BACKGROUND: Venous thromboembolism (VTE) is the third most common cause of cardiovascular death worldwide, following coronary heart disease and stroke, and many risk factors for VTE are not yet clear. Our study investigated the association between multiple inflammatory gene polymorphisms and VTE prognosis, aiming to find a new predictor of VTE prognosis. METHODS: Based on our previous studies, we detected the plasma levels of serum amyloid A protein (SAA), interleukin-1 (IL-1) and tumor necrosis factor-a (TNF-a) and their 8 gene polymorphisms by ELISA and a multiplex ligation detection reaction (iMLDR) method in 284 patients with VTE. All subjects were followed up for 5 years. RESULTS: The 5-year follow-up results of this study showed that 62 of the 284 patients (21.83%) had reached the endpoint (all-cause death). Kaplan-Meier survival analyses revealed that the mortality rate of VTE patients with a high Simplified Pulmonary Embolism Severity Index (SPESI) score and carrying IL-1 rs1800587 mutation genotypes was significantly increased (log-rank p=0.000 and 0.034 respectively). The multifactor Cox regression results confirmed that the mortality rate of patients who carrying IL-1 rs1800587 mutation genotypes was significantly increased (HR=2.982; 95% CI: 1.681-5.100). The mortality rate of those carrying IL-1 rs1143634 mutation genotypes was significantly decreased (HR=0.294; 95% CI: 0.132-0.652). There were no significant differences in mortality rates between wild-type and mutant genotypes of IL-1 rs1143634, IL-1 rs2234650, SAA rs11603089, and TNF-α rs1800629 (P>0.05). CONCLUSION: A high SPESI score and the presence of the IL-1 rs1800587 mutant genotype predict shorter survival in patients with VTE, whereas the IL-1 rs1143634 genotype is associated with a lower mortality rate. Screening for mutations in inflammation-related genes has prognostic value in the clinical management of VTE.

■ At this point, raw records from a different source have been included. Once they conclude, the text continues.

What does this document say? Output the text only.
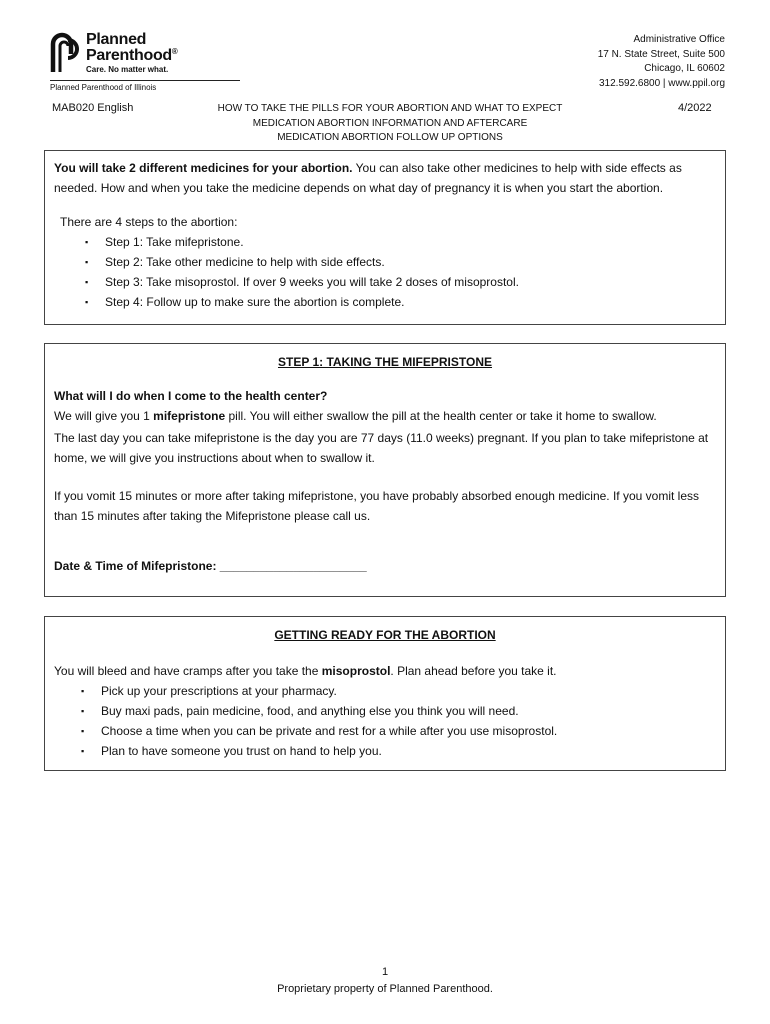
Planned
Parenthood®
Care. No matter what.
Planned Parenthood of Illinois
Administrative Office
17 N. State Street, Suite 500
Chicago, IL 60602
312.592.6800 | www.ppil.org
MAB020 English	HOW TO TAKE THE PILLS FOR YOUR ABORTION AND WHAT TO EXPECT
MEDICATION ABORTION INFORMATION AND AFTERCARE
MEDICATION ABORTION FOLLOW UP OPTIONS
4/2022

You will take 2 different medicines for your abortion. You can also take other medicines to help with side effects as needed. How and when you take the medicine depends on what day of pregnancy it is when you start the abortion.

There are 4 steps to the abortion:

▪ Step 1: Take mifepristone.
▪ Step 2: Take other medicine to help with side effects.
▪ Step 3: Take misoprostol. If over 9 weeks you will take 2 doses of misoprostol.
▪ Step 4: Follow up to make sure the abortion is complete.
STEP 1: TAKING THE MIFEPRISTONE

What will I do when I come to the health center?

We will give you 1 mifepristone pill. You will either swallow the pill at the health center or take it home to swallow.

The last day you can take mifepristone is the day you are 77 days (11.0 weeks) pregnant. If you plan to take mifepristone at home, we will give you instructions about when to swallow it.

If you vomit 15 minutes or more after taking mifepristone, you have probably absorbed enough medicine. If you vomit less than 15 minutes after taking the Mifepristone please call us.

Date & Time of Mifepristone: ______________________

GETTING READY FOR THE ABORTION

You will bleed and have cramps after you take the misoprostol. Plan ahead before you take it.

▪ Pick up your prescriptions at your pharmacy.
▪ Buy maxi pads, pain medicine, food, and anything else you think you will need.
▪ Choose a time when you can be private and rest for a while after you use misoprostol.
▪ Plan to have someone you trust on hand to help you.
1
Proprietary property of Planned Parenthood.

Correlation study of venous thromboembolism with SAA, IL-1, and TNF-a levels and gene polymorphisms in Chinese population.

BACKGROUND: The relationship between inflammation and venous thromboembolism (VTE) has not been fully elucidated. METHODS: Based on our previous studies, we detected the plasma levels of serum amyloid A protein (SAA), interleukin-1 (IL-1), and tumor necrosis factor-a (TNF-a) and their 8 gene polymorphisms by ELISA and a multiplex ligation detection reaction (iMLDR) method in 284 patients with VTE and 268 healthy controls. RESULTS: Levels of SAA (P=0.032), IL-1 (P=0.045), and TNF-a (P=0.040) were significantly higher in the VTE group than in the control group. Recessive model analysis of the IL-1 rs1800587 variant showed that the risk of VTE in patients with the GG + GA genotype was significantly higher than that in patients with the AA genotype [odds ratio (OR): 4.444; 95% CI: 1.466-13.470]. Recessive model analysis of the IL-1 rs2234650 polymorphism showed that the risk of VTE in patients with the CC + CT genotype was significantly lower than that in patients with the TT genotype (OR: 0.500; 95% CI: 0.268-0.934). Multivariate logistic regression analysis showed that the TT genotype at IL-1 rs2234650 (OR: 2.086; 95% CI: 1.091-3.985) was an independent risk factor for VTE. The AA genotype of IL-1 rs1800587 (OR: 0.226; 95% CI: 0.074-0.890) was an independent protective factor against VTE. CONCLUSIONS: In summary, an intrinsic relationship may exist between inflammatory activation and the occurrence of VTE.